Today I know that it's been six years and three months and 12 days since he died, but I cannot tell you what time of day he exhaled for the last time. I don’t know how I cannot know that detail. I remember the day, the hours of removing life support bit by bit hoping that his heart would be able to beat on its own, enough to give him more months and more years of being a son, a brother, a friend, a classmate, a teammate.

It’s been all of these years and yet the pain is just under the skin like a bruise that can be felt at any moment. I just watched the trailer for a movie being released in February. It’s called Land. This new movie was advertised to me when I was searching for a mushroom risotto recipe. The protagonist's hard, lost face reminded me of mine. So I clicked the link and was taken to the movie trailer's web site. I clicked play. She had moved to a remote cabin, presumably to escape the pain of grief’s jaws around her heart. There were flashes of a child, flashes of a former life. Another character finds her freezing and starving and eventually asks her what she wants her life to look like now, in the aftermath of the grief. 

His question was a sucker punch to my own existence. It is a question I started asking myself a few months ago. I asked myself how I would change my life. If I could make any change, what would it be. How would it look? Who would I be? Because I don’t know who I am, even though there are many labels that give names to characteristics that make up parts of me. Wife. Mother. Reader. Writer. Friend. Person who likes walking. Person who has a dog. Person who drives a minivan. I had stopped going to my moving meditation dance class long before covid took everything away. But sometimes I dance in the kitchen. But who do I want to be and what do I want my life to look like. I have no idea. Anything I choose to do, any changes I make to my life will be made in a world without Riley. I don’t want to change in any way that he wouldn’t recognize me. Don’t put that on me, he whispers into my ear. I will always recognize you no matter what you are doing or where you are.
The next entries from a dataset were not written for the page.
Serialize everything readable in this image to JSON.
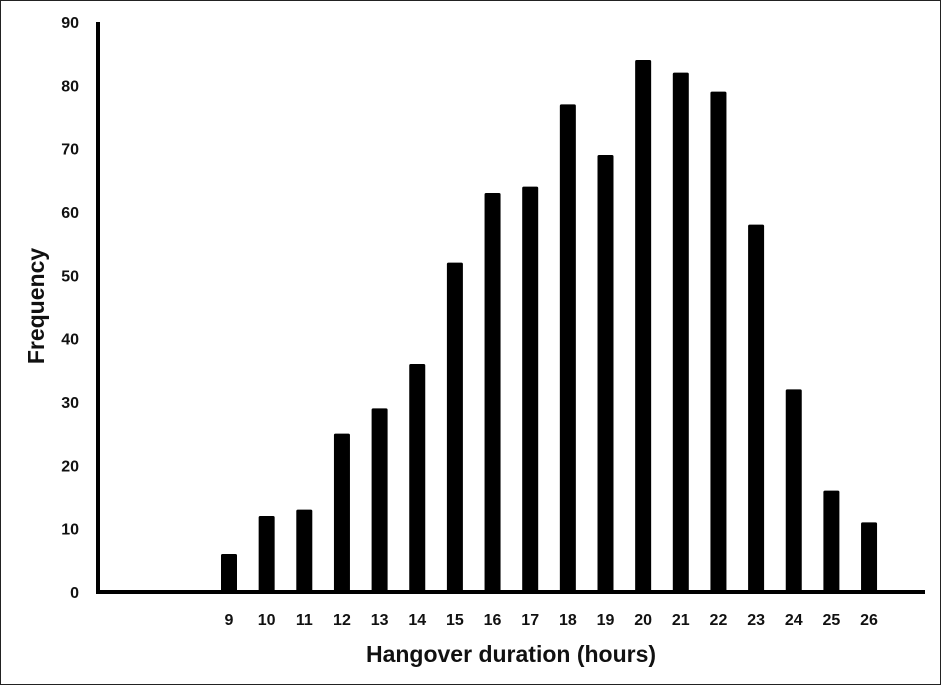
{
  "chart_data": {
    "type": "bar",
    "title": "",
    "xlabel": "Hangover duration (hours)",
    "ylabel": "Frequency",
    "categories": [
      "9",
      "10",
      "11",
      "12",
      "13",
      "14",
      "15",
      "16",
      "17",
      "18",
      "19",
      "20",
      "21",
      "22",
      "23",
      "24",
      "25",
      "26"
    ],
    "values": [
      6,
      12,
      13,
      25,
      29,
      36,
      52,
      63,
      64,
      77,
      69,
      84,
      82,
      79,
      58,
      32,
      16,
      11
    ],
    "ylim": [
      0,
      90
    ],
    "yticks": [
      "0",
      "10",
      "20",
      "30",
      "40",
      "50",
      "60",
      "70",
      "80",
      "90"
    ],
    "grid": false,
    "legend": "none",
    "bar_color": "#000000"
  }
}
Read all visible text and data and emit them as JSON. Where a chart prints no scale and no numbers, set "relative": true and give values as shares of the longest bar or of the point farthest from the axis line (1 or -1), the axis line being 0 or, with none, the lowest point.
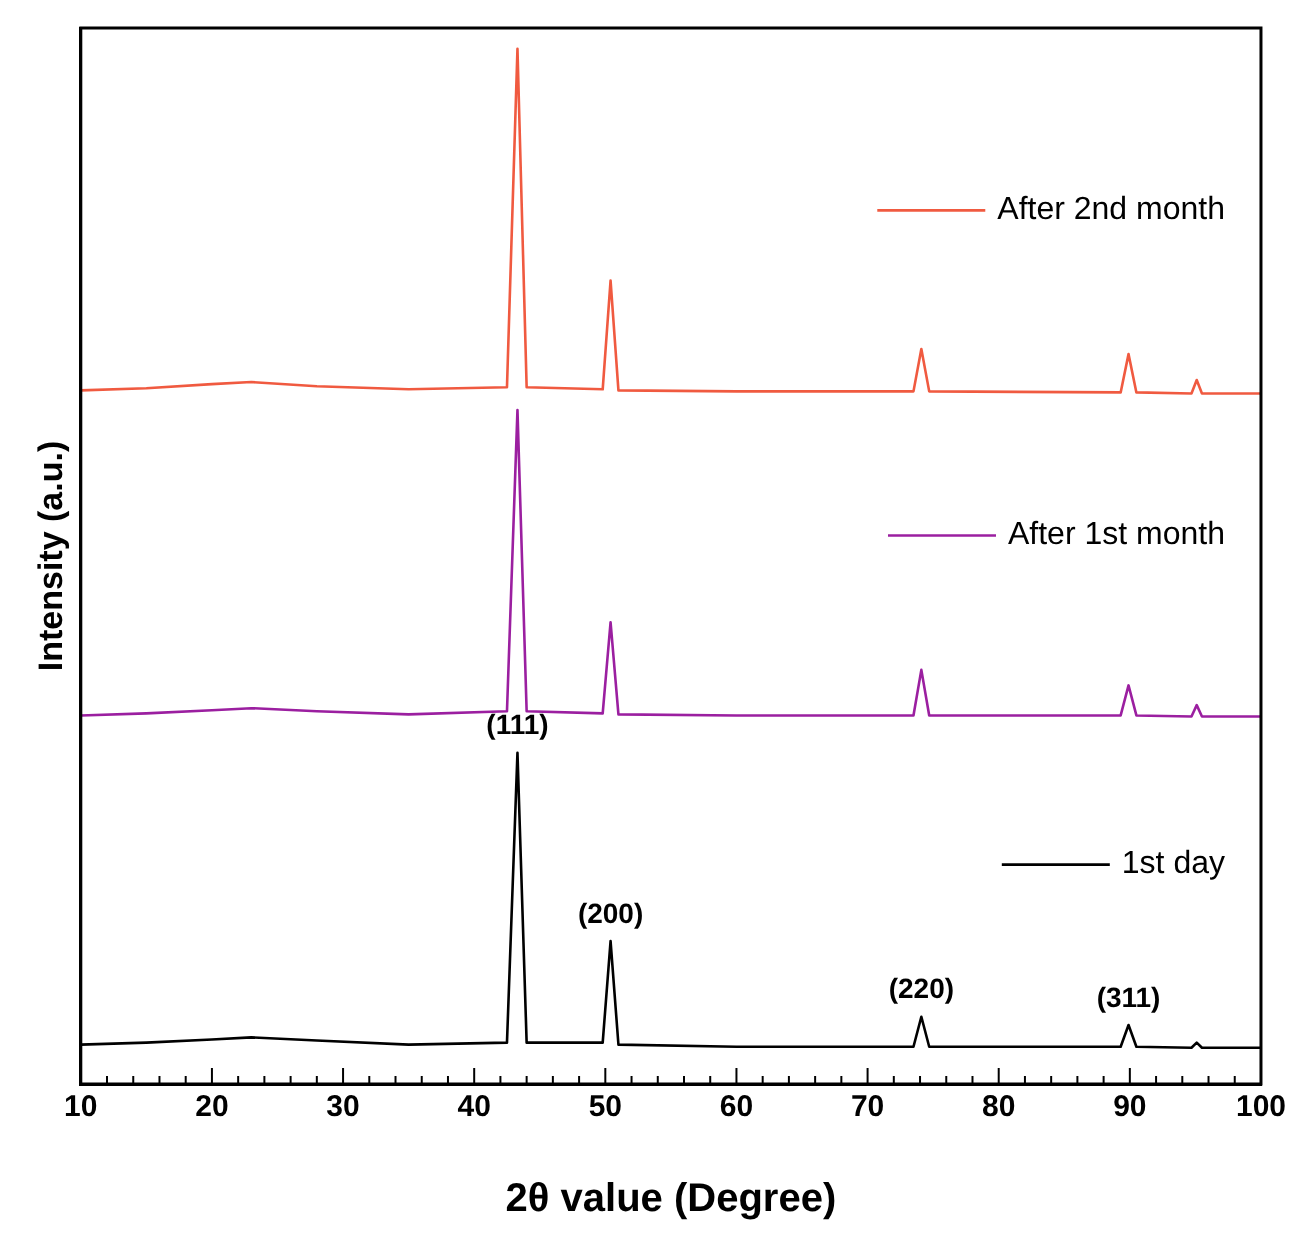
{
  "chart_data": {
    "type": "line",
    "relative": true,
    "legend": "right",
    "xlabel": "2θ value (Degree)",
    "ylabel": "Intensity (a.u.)",
    "xlim": [
      10,
      100
    ],
    "xticks": [
      10,
      {
        "value": 12,
        "label": null
      },
      {
        "value": 14,
        "label": null
      },
      {
        "value": 16,
        "label": null
      },
      {
        "value": 18,
        "label": null
      },
      20,
      {
        "value": 22,
        "label": null
      },
      {
        "value": 24,
        "label": null
      },
      {
        "value": 26,
        "label": null
      },
      {
        "value": 28,
        "label": null
      },
      30,
      {
        "value": 32,
        "label": null
      },
      {
        "value": 34,
        "label": null
      },
      {
        "value": 36,
        "label": null
      },
      {
        "value": 38,
        "label": null
      },
      40,
      {
        "value": 42,
        "label": null
      },
      {
        "value": 44,
        "label": null
      },
      {
        "value": 46,
        "label": null
      },
      {
        "value": 48,
        "label": null
      },
      50,
      {
        "value": 52,
        "label": null
      },
      {
        "value": 54,
        "label": null
      },
      {
        "value": 56,
        "label": null
      },
      {
        "value": 58,
        "label": null
      },
      60,
      {
        "value": 62,
        "label": null
      },
      {
        "value": 64,
        "label": null
      },
      {
        "value": 66,
        "label": null
      },
      {
        "value": 68,
        "label": null
      },
      70,
      {
        "value": 72,
        "label": null
      },
      {
        "value": 74,
        "label": null
      },
      {
        "value": 76,
        "label": null
      },
      {
        "value": 78,
        "label": null
      },
      80,
      {
        "value": 82,
        "label": null
      },
      {
        "value": 84,
        "label": null
      },
      {
        "value": 86,
        "label": null
      },
      {
        "value": 88,
        "label": null
      },
      90,
      {
        "value": 92,
        "label": null
      },
      {
        "value": 94,
        "label": null
      },
      {
        "value": 96,
        "label": null
      },
      {
        "value": 98,
        "label": null
      },
      100
    ],
    "x": [
      10,
      15,
      20,
      23,
      28,
      35,
      42.5,
      43.3,
      44,
      49.8,
      50.4,
      51,
      60,
      73.5,
      74.1,
      74.7,
      89.3,
      89.9,
      90.5,
      94.7,
      95.1,
      95.5,
      100
    ],
    "series": [
      {
        "name": "1st day",
        "color": "#000000",
        "values": [
          0.038,
          0.04,
          0.043,
          0.045,
          0.042,
          0.038,
          0.04,
          0.32,
          0.04,
          0.04,
          0.138,
          0.038,
          0.036,
          0.036,
          0.065,
          0.036,
          0.036,
          0.057,
          0.036,
          0.035,
          0.04,
          0.035,
          0.035
        ]
      },
      {
        "name": "After 1st month",
        "color": "#9b1fa0",
        "values": [
          0.356,
          0.358,
          0.361,
          0.363,
          0.36,
          0.357,
          0.36,
          0.651,
          0.36,
          0.358,
          0.446,
          0.357,
          0.356,
          0.356,
          0.4,
          0.356,
          0.356,
          0.385,
          0.356,
          0.355,
          0.366,
          0.355,
          0.355
        ]
      },
      {
        "name": "After 2nd month",
        "color": "#f05a40",
        "values": [
          0.67,
          0.672,
          0.676,
          0.678,
          0.674,
          0.671,
          0.673,
          1,
          0.673,
          0.671,
          0.776,
          0.67,
          0.669,
          0.669,
          0.71,
          0.669,
          0.668,
          0.705,
          0.668,
          0.667,
          0.68,
          0.667,
          0.667
        ]
      }
    ],
    "annotations": [
      {
        "text": "(111)",
        "x": 43.3,
        "y": 0.32
      },
      {
        "text": "(200)",
        "x": 50.4,
        "y": 0.138
      },
      {
        "text": "(220)",
        "x": 74.1,
        "y": 0.065
      },
      {
        "text": "(311)",
        "x": 89.9,
        "y": 0.057
      }
    ]
  }
}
Riley isn’t coming back into my life in the way that I so desperately want him to be in my life. He is so present, in nearly all of my thoughts every single day. I can take him anywhere I go, but I have to choose where to go. The days become nights; the nights become days. The hair I chopped off after he died has grown long again. Time continues. The calendar swings from one calendar page to the next. Old calendars are replaced with new ones. The years come and go. I am the same. So much of the time I just want to go backwards. But the backwards I want to return to has an alternate ending. One where he is alive and thriving. I am lost without him. And yet, I am the only one who can make me unlost. 

Monday, January 18, 2021

Grief and physical artifacts

I opened a tiny ziplock bag today and rubbed a tiny bundle of Riley’s hair against my face. I inhaled deeply and hoped to find his scent. It wasn’t there. I then pondered how I could fasten the clump of blond strands to my own hair. I thought I might be able to attach it to a barrette or a bobby pin. A blond streak in my brown tresses. The only physical things I have from him are these little bundles of hair tied with ribbons and a collection of baby teeth. Whenever I get these little bags of hair out of my box of special things, I am reminded of that fact. Hair and teeth are the only physical artifacts from his body and this life. I suppose there is also the box of his ashes that lives on a shelf in his bedroom. But the ashes are unrecognizable. I can’t look at the ashes and see him. But the hair -- his bright yellow hair -- is seen in all of the pictures I have. And the teeth are in those photos, too. At least in the photos when he let his guard down and smiled without caution. Smiled with teeth. And then with this reminder that there are the only bits of my son, my mind whirs and sputters as it tries to make sense of his physical absence from his clothes, his bed, his room, the dining table, our car, his shoes, the couch, my arms.